Внутри дома послышался громкий кашель.
– Ладно, раз так, поеду я дальше.
– Вот и ладненько, езжай, Федя, и про нас особо не говаривай никому, понял ты, отпрысок лягавый. Дверь громко захлопнулась, внутри опять послышался лай.
Федор вернулся к подводе.
– Матрон, тут такое дело. Похоже, кто-то, кого мы не знаем, в доме прячется, но батю моего они знают. Эти мужики там, недобрый у них взгляд, видать, скрываются здесь от комиссара и от войны. Но ты не дрейфь, я сейчас вас подальше в лес завезу, а сам вернусь, разведаю, кто и сколько их тут отсиживается.
– Федь, страшно, может, пёс с ними, в подводе переночуем, укутаемся в одёжи, вона у нас их сколько, – она кивнула головой в сторону края подводы.
– Может, ты права, Матреш, а коли они найдут нас, у нас и еда, и одежа. Ну, пошла! – он прикрикнул на кобылу. – Тоды как? А у них может и ружжо быть.
– Мне страшно, Федор, а коли они тебя убьют, как я без тебя?

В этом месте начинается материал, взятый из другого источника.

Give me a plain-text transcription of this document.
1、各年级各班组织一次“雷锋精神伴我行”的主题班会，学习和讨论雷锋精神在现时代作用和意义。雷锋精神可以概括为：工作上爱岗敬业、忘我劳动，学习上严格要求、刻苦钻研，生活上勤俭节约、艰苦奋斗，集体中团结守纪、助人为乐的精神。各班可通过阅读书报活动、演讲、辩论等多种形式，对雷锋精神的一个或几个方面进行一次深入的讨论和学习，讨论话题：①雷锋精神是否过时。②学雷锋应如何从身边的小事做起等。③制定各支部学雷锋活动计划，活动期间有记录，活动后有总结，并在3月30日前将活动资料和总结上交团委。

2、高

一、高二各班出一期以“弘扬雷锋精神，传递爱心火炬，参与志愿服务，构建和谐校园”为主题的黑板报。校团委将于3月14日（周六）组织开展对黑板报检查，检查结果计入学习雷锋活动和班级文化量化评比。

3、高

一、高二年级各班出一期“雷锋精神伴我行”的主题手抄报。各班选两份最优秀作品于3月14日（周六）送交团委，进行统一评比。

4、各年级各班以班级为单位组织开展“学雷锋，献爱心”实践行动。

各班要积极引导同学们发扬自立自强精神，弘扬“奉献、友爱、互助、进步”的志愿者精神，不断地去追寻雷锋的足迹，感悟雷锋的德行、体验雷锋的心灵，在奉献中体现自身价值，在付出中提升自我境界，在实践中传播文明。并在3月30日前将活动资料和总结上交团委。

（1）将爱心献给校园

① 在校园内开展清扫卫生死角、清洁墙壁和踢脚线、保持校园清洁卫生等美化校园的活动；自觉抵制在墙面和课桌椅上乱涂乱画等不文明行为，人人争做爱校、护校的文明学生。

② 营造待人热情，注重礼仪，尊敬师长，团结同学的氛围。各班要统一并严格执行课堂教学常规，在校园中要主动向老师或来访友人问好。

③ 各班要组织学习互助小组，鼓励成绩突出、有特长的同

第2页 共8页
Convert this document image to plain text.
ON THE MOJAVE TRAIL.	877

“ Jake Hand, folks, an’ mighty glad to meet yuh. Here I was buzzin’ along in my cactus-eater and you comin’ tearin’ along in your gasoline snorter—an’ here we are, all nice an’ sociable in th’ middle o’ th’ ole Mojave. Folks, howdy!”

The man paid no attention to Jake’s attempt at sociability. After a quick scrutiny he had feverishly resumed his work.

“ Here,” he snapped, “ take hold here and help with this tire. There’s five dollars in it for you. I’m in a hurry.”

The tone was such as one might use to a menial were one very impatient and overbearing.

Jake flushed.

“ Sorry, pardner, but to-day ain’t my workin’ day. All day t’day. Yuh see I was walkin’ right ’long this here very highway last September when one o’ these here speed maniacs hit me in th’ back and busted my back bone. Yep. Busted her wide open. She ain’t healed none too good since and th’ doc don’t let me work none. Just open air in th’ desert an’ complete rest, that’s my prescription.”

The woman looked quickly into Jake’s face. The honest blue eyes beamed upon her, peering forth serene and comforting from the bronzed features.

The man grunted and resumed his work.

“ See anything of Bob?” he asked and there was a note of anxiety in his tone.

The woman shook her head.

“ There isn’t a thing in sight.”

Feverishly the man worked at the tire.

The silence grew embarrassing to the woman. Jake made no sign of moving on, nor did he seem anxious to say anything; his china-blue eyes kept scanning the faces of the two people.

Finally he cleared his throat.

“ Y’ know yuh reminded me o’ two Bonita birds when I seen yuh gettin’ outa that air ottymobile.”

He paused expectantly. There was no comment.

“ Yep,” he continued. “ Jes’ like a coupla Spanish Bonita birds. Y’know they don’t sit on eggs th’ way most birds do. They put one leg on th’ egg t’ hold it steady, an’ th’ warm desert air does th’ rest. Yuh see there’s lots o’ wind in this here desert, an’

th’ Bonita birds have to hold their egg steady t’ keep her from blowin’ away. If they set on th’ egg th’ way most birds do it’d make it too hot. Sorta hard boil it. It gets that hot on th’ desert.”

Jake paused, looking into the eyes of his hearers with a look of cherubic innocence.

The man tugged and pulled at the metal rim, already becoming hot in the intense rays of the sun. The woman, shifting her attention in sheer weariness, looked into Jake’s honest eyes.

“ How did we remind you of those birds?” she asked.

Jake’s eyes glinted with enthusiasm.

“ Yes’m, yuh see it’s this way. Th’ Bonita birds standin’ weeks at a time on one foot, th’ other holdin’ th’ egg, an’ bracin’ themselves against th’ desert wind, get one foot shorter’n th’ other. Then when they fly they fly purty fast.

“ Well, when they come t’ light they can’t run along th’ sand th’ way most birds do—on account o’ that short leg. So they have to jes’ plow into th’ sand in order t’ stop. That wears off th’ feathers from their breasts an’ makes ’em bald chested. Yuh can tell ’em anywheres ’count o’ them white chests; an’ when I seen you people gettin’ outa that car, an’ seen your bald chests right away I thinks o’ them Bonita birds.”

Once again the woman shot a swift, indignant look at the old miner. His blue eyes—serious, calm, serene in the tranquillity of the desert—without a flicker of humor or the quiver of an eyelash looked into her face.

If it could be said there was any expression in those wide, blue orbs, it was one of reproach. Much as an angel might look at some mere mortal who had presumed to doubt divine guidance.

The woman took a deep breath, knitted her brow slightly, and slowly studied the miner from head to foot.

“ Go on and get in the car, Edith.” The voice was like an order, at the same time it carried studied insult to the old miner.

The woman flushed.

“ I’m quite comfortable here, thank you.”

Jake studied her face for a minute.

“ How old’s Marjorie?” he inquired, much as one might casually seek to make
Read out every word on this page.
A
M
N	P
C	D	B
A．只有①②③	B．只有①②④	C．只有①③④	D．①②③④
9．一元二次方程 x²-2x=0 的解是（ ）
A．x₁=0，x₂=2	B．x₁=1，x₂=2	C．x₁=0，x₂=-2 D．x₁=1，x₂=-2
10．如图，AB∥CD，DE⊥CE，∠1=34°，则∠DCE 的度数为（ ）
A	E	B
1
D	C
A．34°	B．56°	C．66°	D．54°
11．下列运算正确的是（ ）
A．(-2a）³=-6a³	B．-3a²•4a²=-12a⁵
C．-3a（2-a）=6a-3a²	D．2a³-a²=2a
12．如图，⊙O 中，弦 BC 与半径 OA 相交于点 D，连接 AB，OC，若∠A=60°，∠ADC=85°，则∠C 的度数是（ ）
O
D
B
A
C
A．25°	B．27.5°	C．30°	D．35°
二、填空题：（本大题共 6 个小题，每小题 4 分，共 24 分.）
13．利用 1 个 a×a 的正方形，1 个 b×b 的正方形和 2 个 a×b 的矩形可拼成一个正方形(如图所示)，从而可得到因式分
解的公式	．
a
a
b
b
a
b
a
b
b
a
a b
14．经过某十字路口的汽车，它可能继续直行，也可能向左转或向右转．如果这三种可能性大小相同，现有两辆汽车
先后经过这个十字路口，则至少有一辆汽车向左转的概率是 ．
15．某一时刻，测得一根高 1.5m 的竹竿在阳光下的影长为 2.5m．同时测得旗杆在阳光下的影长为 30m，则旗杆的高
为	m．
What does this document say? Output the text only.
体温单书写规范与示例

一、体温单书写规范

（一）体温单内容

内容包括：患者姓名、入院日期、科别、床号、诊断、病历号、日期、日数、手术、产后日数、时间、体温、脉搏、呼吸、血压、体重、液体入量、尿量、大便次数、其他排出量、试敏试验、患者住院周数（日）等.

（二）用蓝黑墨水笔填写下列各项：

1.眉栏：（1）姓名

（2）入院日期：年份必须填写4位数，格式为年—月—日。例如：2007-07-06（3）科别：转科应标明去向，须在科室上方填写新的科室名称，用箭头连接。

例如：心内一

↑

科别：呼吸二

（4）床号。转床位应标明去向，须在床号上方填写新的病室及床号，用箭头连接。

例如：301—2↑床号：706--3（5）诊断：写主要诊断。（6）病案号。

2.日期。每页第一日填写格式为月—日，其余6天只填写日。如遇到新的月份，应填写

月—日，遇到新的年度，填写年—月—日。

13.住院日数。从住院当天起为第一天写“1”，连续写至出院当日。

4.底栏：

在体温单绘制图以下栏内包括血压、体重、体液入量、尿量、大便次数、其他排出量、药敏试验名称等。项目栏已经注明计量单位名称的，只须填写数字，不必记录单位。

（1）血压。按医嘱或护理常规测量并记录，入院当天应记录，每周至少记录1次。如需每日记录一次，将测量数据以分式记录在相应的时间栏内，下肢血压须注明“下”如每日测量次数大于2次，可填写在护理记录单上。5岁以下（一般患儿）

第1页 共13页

– Меня не убьют, я их выманю по одному, поломаю слегонца и свяжу. А потом выпытаю, откуда они и чего не на войне, чего не защищают нашу Родину?
– Федь, а может, завтра? Ты устал, сноровка, поди, уже не та. Давай, Феденька, завтра, днем приглядишься за ними, оно-то при свете все ж видней.
– Умная ты у меня, Матреша, завтра – вернее. Решено. Сейчас надо найти ночлег. Где деревья погуще и кусты почаще.